The correlation analysis of DEGs and DAMs obtained from transcriptomic and metabolomic profiles were conducted using the cor function in R. The genes and metabolites with absolute correlation coefficient > 0.8 and p value < 0.05 were screened out and showed in the nine-quadrant plot, clustering heatmap, and correlation network diagram. The key genes and transcription factors with high linkage value with DAMs of anthocyanin were used to draw the interactive networks using Cytoscape software.

Analysis of tissue expression pattern

The transcriptome data of different tissues (root, stem, leaf, flower, bud) and root treated with MeJA of S. baicalensis were obtained from the SRA database of NCBI website (https://www.ncbi.nlm.nih.gov/sra/) [33]. After quality control with Trimmomatics and Fastp software, the sequencing data were compared to the reference genome (https://ngdc.cncb.ac.cn/gwh/Assembly/10411/show) [32]of S. baicalensis using HISAT2 [42]. Then Feature Counts was used to perform quantitative analysis. The tissue expression pattern of anthocyanin biosynthesis genes and related TFs were analyzed referring to this transcriptome data and drew the expression heatmap with TBtools software [52].

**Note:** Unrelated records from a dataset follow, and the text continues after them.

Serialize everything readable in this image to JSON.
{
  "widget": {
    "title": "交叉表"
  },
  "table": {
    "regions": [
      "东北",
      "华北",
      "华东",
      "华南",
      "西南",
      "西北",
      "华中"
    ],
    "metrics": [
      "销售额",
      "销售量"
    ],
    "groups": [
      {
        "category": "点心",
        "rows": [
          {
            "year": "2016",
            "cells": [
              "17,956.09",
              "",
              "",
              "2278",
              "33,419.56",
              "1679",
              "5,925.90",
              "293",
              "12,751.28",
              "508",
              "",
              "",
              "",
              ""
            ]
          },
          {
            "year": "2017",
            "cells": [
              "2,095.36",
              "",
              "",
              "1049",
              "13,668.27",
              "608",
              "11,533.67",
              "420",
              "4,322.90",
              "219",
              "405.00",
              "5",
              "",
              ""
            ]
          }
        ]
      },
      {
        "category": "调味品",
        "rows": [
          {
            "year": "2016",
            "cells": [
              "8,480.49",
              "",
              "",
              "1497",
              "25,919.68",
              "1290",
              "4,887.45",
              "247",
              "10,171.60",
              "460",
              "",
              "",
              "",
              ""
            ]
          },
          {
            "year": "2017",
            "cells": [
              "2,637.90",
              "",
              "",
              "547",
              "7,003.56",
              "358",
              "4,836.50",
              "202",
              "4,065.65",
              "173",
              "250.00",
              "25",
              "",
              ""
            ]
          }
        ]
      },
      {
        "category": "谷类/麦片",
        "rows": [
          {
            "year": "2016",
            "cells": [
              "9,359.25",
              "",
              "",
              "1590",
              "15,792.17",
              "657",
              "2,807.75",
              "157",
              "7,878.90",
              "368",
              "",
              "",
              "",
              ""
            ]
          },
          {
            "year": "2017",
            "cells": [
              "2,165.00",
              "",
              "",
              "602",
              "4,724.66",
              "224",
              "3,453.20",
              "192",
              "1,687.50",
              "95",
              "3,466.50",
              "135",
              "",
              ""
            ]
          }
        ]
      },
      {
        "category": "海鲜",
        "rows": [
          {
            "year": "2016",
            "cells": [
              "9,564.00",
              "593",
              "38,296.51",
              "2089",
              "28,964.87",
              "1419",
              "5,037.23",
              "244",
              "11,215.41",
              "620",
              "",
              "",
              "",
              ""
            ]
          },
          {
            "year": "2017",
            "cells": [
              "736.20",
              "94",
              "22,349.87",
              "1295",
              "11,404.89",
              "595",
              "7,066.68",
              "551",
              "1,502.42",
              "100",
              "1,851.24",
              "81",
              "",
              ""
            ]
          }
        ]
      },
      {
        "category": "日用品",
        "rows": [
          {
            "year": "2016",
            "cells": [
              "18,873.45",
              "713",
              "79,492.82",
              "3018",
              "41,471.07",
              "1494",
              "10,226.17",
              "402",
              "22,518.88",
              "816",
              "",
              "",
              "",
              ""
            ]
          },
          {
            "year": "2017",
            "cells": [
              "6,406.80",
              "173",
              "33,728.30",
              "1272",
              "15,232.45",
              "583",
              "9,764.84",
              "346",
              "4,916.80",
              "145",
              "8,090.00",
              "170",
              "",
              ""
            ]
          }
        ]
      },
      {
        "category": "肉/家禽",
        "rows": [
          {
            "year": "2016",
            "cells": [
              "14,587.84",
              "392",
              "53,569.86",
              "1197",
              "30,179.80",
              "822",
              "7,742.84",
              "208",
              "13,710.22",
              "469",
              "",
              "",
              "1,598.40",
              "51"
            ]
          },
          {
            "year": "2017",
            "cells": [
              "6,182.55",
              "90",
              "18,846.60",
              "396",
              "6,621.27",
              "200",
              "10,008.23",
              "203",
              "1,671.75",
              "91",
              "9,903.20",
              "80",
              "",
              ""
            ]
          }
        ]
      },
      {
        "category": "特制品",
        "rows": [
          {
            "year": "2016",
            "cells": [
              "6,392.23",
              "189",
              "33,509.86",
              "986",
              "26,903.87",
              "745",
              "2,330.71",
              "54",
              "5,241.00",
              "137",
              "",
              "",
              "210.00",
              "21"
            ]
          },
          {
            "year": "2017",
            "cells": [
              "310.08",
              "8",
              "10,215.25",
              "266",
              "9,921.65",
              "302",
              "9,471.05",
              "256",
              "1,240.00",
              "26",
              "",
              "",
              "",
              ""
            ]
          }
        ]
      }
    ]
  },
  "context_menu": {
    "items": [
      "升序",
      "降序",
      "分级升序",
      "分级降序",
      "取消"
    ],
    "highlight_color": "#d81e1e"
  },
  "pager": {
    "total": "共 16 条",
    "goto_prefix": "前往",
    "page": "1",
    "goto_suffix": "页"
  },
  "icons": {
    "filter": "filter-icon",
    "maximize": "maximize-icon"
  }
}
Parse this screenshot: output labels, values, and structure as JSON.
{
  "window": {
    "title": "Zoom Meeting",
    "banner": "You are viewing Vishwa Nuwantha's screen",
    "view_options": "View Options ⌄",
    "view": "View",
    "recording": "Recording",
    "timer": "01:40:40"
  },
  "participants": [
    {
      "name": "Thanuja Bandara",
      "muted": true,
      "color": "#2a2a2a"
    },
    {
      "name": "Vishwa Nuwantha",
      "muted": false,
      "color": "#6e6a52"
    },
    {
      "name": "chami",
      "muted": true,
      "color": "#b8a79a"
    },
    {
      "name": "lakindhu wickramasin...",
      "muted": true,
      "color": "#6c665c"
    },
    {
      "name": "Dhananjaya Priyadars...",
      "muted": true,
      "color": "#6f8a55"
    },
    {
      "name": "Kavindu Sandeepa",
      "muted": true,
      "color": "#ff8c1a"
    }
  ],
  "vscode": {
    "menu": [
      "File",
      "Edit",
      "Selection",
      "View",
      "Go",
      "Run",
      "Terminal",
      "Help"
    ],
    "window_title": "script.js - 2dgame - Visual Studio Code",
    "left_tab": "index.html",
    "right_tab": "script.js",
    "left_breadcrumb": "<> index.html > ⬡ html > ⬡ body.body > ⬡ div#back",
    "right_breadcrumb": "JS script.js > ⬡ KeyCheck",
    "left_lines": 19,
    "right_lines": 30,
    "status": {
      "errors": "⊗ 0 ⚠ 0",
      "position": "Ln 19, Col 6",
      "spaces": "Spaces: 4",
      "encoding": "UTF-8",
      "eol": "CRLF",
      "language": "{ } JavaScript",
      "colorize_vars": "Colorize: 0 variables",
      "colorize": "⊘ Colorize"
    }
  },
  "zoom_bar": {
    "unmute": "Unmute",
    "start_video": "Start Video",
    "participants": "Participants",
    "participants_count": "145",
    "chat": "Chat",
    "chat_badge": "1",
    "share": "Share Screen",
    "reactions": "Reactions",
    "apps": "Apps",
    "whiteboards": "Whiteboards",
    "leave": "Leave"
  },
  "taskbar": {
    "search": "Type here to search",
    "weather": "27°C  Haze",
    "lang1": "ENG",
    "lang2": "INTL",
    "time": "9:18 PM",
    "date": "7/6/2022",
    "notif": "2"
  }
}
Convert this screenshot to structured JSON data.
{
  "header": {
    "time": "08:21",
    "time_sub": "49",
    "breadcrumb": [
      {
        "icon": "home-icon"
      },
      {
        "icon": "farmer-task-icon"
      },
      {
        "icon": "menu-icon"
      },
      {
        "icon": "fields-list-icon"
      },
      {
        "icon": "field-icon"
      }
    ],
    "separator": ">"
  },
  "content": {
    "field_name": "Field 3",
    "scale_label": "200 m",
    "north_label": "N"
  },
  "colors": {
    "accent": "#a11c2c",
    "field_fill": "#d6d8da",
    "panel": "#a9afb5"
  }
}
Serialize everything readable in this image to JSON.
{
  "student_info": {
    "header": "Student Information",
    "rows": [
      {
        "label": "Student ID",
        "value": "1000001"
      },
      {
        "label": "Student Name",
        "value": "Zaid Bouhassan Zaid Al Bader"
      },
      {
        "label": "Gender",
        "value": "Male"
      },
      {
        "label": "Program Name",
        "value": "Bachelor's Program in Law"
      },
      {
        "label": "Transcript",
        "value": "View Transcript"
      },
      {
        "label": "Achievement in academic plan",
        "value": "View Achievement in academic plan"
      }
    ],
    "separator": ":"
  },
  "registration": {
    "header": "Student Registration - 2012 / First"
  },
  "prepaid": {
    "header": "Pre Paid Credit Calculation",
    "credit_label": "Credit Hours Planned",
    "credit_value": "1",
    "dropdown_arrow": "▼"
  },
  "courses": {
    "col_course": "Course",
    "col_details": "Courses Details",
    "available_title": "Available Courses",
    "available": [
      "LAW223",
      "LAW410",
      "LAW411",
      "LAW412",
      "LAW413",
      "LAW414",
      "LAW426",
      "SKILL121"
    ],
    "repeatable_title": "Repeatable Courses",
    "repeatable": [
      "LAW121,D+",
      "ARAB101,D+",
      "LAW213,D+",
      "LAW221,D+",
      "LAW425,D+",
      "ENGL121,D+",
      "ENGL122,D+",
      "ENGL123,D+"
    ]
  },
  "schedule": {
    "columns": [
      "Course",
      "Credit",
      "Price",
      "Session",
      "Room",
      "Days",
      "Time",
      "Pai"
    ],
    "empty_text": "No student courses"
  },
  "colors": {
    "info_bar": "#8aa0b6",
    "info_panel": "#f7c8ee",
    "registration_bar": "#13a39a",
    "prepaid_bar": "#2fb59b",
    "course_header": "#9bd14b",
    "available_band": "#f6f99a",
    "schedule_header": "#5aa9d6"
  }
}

qRT-PCR verification of RNA-seq

Total RNA of S. baicalensis flowers was reverse transcribed using the PrimeScript™ RT reagent Kit with gDNA Eraser (TaKaRa, Dalian, China). The quantitative real-time polymerase chain reaction (qRT-PCR) was performed according to the TB Green Premix Ex Taq II Kit (TaKaRa, Tokyo, Japan) on CFX96 Real-Time PCR Detection System (Bio-Rad). Twelve genes were selected for expression analysis with 18 S rRNA as the internal reference gene. The primers were designed by PerlPrimer and listed in Additional file 11: Table S7. Each gene was conducted three replicates. The relative gene expression levels were calculated using the 2–ΔΔCt method and compared with RNA-seq data.